A distribuição do dinheiro arrecadado com o IPVA é feita da seguinte forma: 20% vão para o Fundeb (Fundo de Manutenção e Desenvolvimento da Educação Básica e de Valorização dos Profissionais da Educação) e o restante é dividido igualitariamente entre o Estado e o Município onde o veículo foi registrado, licenciado e emplacado. Em 2019, por exemplo, a prefeitura contabilizou o repasse de R$ 15,6 milhões somente com IPVA. Para Porto Real foram mais R$ 5,8 milhões.

Impacto direto

Sofrendo impacto direto da pandemia do coronavírus, e da consequente paralisação, quase que absoluta, das Concessionárias de Veículos, em todo o Brasil, em função dos decretos de quarentena, o setor da distribuição de veículos sofreu forte retração nas vendas, em março, revertendo a curva de crescimento que vinha sendo registrado no primeiro bimestre deste ano.

De acordo com o levantamento da da Fenabrave, em março, foram licenciados 249.158 veículos, considerando automóveis, comerciais leves, caminhões, ônibus, motocicletas, implementos rodoviários e outros veículos, o que reflete retração de 15,02% na comparação com fevereiro, quando foram emplacadas 293.211 unidades. Já na comparação com os 305.510 veículos, licenciados em março do ano passado,a baixa foi de 18,45%.

No acumulado do primeiro trimestrede 2020, foram emplacadas 840.800 unidades, o que representa uma queda de 7,06% em relação ao mesmo período de 2019, quando foram vendidos 904.698 veículos.

Os dados da Fenabrave mostram que os licenciamentos de automóveis e comerciais leves apresentaram baixade 19,11% em março, totalizando 155.810 unidades, contra 192.627 unidades registradas em fevereiro. Se comparado com março do ano passado, este resultado também aponta retração de 21,91% (199.516 unidades).

No acumulado do primeiro trimestre de 2020 (532.549 unidades), as vendas desses segmentos registraram queda de 8,18%, comparadas às realizadas de janeiro a março do ano passado, quando foram vendidos 579.988 automóveis e comerciais leves.

Para o Presidente da Fenabrave, Alarico Assumpção Júnior, o mês de março foi impactado, drasticamente, em função da pandemia do coronavírus. “Nosso setor, que representa 4,5% do PIB e gera, diretamente, mais de 315 mil empregos, por meio de 7,3 mil concessionárias, está, praticamente, paralisado, em função dos decretos de quarentena.

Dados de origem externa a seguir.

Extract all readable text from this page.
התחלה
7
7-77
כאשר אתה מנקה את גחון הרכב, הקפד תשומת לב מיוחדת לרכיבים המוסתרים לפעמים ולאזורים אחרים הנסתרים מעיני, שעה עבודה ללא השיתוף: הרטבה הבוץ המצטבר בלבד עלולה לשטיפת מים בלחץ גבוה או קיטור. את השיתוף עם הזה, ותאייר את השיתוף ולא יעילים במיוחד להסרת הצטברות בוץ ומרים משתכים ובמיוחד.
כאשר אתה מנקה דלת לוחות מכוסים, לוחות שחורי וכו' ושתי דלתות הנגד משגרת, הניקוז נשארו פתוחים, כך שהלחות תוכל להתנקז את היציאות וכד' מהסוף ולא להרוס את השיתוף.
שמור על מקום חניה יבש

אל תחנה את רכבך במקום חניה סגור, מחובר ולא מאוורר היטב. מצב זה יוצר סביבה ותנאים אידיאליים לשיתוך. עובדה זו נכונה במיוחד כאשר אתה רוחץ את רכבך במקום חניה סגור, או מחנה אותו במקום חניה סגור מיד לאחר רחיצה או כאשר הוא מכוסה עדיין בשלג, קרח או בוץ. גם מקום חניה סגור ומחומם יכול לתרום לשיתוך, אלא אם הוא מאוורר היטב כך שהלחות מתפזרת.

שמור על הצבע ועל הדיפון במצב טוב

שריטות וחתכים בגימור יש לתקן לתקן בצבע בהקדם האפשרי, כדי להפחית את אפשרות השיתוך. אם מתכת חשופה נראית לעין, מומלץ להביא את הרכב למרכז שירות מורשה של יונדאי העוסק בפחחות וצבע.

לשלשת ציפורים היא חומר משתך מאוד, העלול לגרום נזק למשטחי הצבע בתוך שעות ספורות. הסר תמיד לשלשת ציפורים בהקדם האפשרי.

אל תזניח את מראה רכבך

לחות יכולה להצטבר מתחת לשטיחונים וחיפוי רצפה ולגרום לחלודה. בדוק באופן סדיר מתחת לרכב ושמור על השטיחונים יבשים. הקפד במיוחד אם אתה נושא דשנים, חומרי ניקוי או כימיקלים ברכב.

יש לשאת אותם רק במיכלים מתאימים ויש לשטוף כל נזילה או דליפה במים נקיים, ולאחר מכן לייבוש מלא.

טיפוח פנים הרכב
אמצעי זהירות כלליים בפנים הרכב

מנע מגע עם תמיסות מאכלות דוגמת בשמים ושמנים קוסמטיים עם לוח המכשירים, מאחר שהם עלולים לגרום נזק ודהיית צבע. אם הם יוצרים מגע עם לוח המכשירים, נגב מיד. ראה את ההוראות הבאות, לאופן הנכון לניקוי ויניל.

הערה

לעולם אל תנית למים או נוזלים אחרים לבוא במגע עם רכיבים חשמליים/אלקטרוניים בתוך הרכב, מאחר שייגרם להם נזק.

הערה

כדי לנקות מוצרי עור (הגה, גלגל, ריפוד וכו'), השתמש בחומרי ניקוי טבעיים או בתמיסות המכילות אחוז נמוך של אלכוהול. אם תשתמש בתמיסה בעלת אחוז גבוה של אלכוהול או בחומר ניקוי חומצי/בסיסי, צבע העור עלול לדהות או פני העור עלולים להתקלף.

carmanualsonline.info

Apenas algumas concessionárias estão com as oficinas abertas, para atender caminhões, ambulâncias e outros veículos essenciais para serviços de primeira necessidade, como os ligados à saúde e alimentação”, comentou

Segundo Assumpção Júnior, ainda não é possível revisar as projeções do setor para o ano de 2020, em função da falta de previsibilidade de retorno do comércio e dos reais impactos ao finaldo período de quarentena. “Sabemos que a prioridade é a saúde da população, mas, a continuar como está, em um mês de estagnação, cerca de 20% dos empregos do nosso setor podem ser comprometidos, pois os Concessionários estão sem receita e, ao contrário, têm despesas fixas. Por enquanto, as Concessionárias estão segurando a situação como podem, antecipando férias, utilizando banco de horas, mas, chegará um momento em que isso não se sustentará”, revela o presidente.

Pleitos

Para atenuar a situação dos empresários do setor, a Fenabrave tem solicitado diversos pleitos, tanto aos governos estaduais e municipais, como junto ao governo federal, BNDES, entre outros órgãos. Entre os pedidos, direcionados aos estados e municípios, estão alguns já atendidos, como a autorização de funcionamento das oficinas, em algumas cidades, para a realização de serviços essenciais e de garantia.

“Se não fizermos a manutenção dos caminhões, motos, táxis ou veículos que trabalham por aplicativos, como esses poderão transportar itens de primeira necessidade à população? Como as ambulâncias e ônibus poderiam atender e transportar as pessoas? Como a população será reabastecida, de alimentos, se os tratores e máquinas agrícolas não funcionarem?”, explica Assumpção Júnior.

Outros pedidos têm sido encaminhados às autoridades e entidades ligadas ao setor, como, por exemplo, a suspensão de pagamento do IPVA, aos estados; linha de crédito especial, ao BNDES, para empresas do setor; desoneração de Folha de Pagamentos e encargos, ao governo federal, a quem está sendo solicitada e, ainda, a redução ou postergação de tributos, por 120 dias; entre outras.